Firouzeh Taghikhah is a PhD student from PERSWADE center, at the School of Information, Systems and Modeling at Faculty of Engineering and IT, University of Technology Sydney. Her main research interests are in the areas of sustainable development, socio-environmental systems, and behavioral science using complex systems methods and operational research. In her thesis, she has developed an integral model to explore the transition pathways towards sustainable agro-food systems focusing on consumer behavior change.

Alexey Voinov, Distinguished Professor at the School of Information, Systems and Modeling at Faculty of Engineering and IT, University of Technology Sydney. He is director of the faculty Center on Persuasive Systems for Wise Adaptive Living (PERSWADE). Alexey’s main interest is in socio-environmental modeling of various systems, primarily using integrated and participatory modeling to explore complex societal issues. He believes that consumer preferences and behavior can be a key factor in our progress toward more sustainable living. He wrote a book on “Systems Science and Modeling for Ecological Economics” (Academic Press/Elsevier).

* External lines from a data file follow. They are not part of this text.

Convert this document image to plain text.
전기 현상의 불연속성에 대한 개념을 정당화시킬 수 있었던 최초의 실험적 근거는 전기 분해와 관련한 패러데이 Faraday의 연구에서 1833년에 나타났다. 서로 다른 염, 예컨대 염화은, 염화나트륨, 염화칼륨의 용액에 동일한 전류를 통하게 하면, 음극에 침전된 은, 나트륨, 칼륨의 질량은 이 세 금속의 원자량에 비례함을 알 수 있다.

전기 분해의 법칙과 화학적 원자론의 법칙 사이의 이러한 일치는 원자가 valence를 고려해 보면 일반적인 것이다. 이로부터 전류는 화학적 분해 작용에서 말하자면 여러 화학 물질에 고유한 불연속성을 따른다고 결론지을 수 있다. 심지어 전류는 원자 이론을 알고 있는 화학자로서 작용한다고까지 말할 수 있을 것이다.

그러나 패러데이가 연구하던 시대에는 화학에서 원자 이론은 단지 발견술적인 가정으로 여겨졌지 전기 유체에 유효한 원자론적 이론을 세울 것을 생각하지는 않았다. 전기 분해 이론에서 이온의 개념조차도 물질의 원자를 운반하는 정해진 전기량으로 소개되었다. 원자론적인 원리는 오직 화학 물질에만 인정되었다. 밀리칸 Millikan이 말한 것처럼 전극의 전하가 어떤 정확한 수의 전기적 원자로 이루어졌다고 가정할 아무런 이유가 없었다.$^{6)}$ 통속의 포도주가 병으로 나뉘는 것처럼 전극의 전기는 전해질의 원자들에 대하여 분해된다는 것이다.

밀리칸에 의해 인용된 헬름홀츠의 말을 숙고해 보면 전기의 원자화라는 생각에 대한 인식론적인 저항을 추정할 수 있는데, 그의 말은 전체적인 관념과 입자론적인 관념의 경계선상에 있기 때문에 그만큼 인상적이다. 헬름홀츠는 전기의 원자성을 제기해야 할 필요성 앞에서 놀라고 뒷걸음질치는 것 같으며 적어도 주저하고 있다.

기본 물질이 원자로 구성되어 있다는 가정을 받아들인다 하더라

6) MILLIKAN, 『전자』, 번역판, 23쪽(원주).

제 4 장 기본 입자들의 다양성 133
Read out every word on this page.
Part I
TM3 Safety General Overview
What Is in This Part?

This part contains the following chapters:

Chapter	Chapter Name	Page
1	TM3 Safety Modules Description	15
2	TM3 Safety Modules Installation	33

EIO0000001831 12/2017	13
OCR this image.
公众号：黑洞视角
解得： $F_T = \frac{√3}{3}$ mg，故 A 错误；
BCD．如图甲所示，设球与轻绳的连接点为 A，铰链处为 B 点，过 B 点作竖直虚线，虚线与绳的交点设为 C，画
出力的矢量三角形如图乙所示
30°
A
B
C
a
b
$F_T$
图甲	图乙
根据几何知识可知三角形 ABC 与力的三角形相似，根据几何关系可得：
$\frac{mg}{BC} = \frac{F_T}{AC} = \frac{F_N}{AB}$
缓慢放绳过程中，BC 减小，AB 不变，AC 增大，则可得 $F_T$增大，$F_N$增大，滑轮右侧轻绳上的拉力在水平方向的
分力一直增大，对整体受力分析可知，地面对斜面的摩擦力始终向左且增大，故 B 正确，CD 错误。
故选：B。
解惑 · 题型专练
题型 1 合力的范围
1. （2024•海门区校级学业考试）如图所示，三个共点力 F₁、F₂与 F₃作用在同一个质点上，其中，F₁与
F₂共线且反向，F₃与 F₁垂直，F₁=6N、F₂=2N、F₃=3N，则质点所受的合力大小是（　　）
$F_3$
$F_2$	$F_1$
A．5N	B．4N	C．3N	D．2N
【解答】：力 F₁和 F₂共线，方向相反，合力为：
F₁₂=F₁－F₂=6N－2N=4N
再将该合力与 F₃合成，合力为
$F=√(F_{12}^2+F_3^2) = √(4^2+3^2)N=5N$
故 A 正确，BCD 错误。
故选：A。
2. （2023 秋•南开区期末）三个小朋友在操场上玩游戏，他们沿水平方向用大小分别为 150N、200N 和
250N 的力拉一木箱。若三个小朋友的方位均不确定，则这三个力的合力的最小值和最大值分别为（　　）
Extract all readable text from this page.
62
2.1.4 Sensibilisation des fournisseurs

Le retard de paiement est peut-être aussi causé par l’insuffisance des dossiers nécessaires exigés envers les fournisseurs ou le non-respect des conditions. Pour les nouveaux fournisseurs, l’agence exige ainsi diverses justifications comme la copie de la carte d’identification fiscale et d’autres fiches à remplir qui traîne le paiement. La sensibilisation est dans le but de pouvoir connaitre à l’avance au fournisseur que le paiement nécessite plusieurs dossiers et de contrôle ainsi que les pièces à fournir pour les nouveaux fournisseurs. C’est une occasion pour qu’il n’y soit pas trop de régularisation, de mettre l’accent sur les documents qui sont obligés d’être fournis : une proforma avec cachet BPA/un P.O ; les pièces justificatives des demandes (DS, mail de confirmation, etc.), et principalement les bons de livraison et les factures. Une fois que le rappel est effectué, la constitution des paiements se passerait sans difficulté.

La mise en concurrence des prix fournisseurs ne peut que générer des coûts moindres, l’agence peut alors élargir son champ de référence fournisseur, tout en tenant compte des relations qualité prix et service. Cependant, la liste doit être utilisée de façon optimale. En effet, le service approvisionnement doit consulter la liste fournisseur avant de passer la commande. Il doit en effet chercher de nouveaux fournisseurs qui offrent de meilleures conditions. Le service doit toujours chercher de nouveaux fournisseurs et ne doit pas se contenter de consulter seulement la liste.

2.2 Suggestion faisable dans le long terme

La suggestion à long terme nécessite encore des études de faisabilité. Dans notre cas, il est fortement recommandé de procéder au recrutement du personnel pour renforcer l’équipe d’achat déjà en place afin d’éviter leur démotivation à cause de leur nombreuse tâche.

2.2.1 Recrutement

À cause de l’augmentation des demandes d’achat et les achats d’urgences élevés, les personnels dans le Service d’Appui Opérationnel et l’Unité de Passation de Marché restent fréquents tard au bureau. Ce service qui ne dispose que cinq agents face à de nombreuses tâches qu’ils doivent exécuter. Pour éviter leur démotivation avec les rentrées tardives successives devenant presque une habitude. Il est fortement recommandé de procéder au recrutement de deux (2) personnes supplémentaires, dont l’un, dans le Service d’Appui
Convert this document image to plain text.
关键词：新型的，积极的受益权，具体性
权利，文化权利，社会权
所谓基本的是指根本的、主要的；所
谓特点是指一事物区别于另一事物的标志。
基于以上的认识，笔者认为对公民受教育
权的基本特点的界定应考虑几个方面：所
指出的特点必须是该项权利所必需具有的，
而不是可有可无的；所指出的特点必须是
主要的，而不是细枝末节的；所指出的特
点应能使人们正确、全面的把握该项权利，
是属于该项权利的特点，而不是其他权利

Nagesh Shukla is a senior lecturer at the School of Information, Systems and Modeling at Faculty of Engineering and IT, University of Technology Sydney. He is working in the area of business data analytics and optimisation (including Supply Chain and Healthcare). Nagesh has published in the areas of healthcare modelling, business analytics and optimisation, supply chain management and logistics, and stochastic simulation modelling techniques. His research focuses on the development of: (i) models that deal with making complex business processes efficient and effective; (ii) analytical models for system level optimisation and decision making; and (iii) data driven algorithms for decision making.

Tatiana Filatova is Professor of Computational Economic Modeling at the School of Information, Systems and Modeling at Faculty of Engineering and IT, University of Technology Sydney and University of Twente in the Netherlands. Her research line pioneered in integrating adaptive economic behavior in environmental simulation models, in particular urban and regional models. Most of Tatiana’s recent projects focus on cities and adaptation to climate change, with an interest on how socioeconomic impacts of disasters are distributed and how resilience emerges across scales.

One Thought to “Exploring consumer behavior and policy options in organic wine adoption”

  1. Heather Pyle

    The definition of ‘organic’ wine in the US (my country) has all but removed any ‘environmental’ consciousness from the equation. Organic wine in the US has no added sulfur dioxide and is often difficult to age gracefully and rarely can be compared to a wine with added sulfites. We can use ‘organically grown’ as a way to convey and dedication to cleaner, greener practices.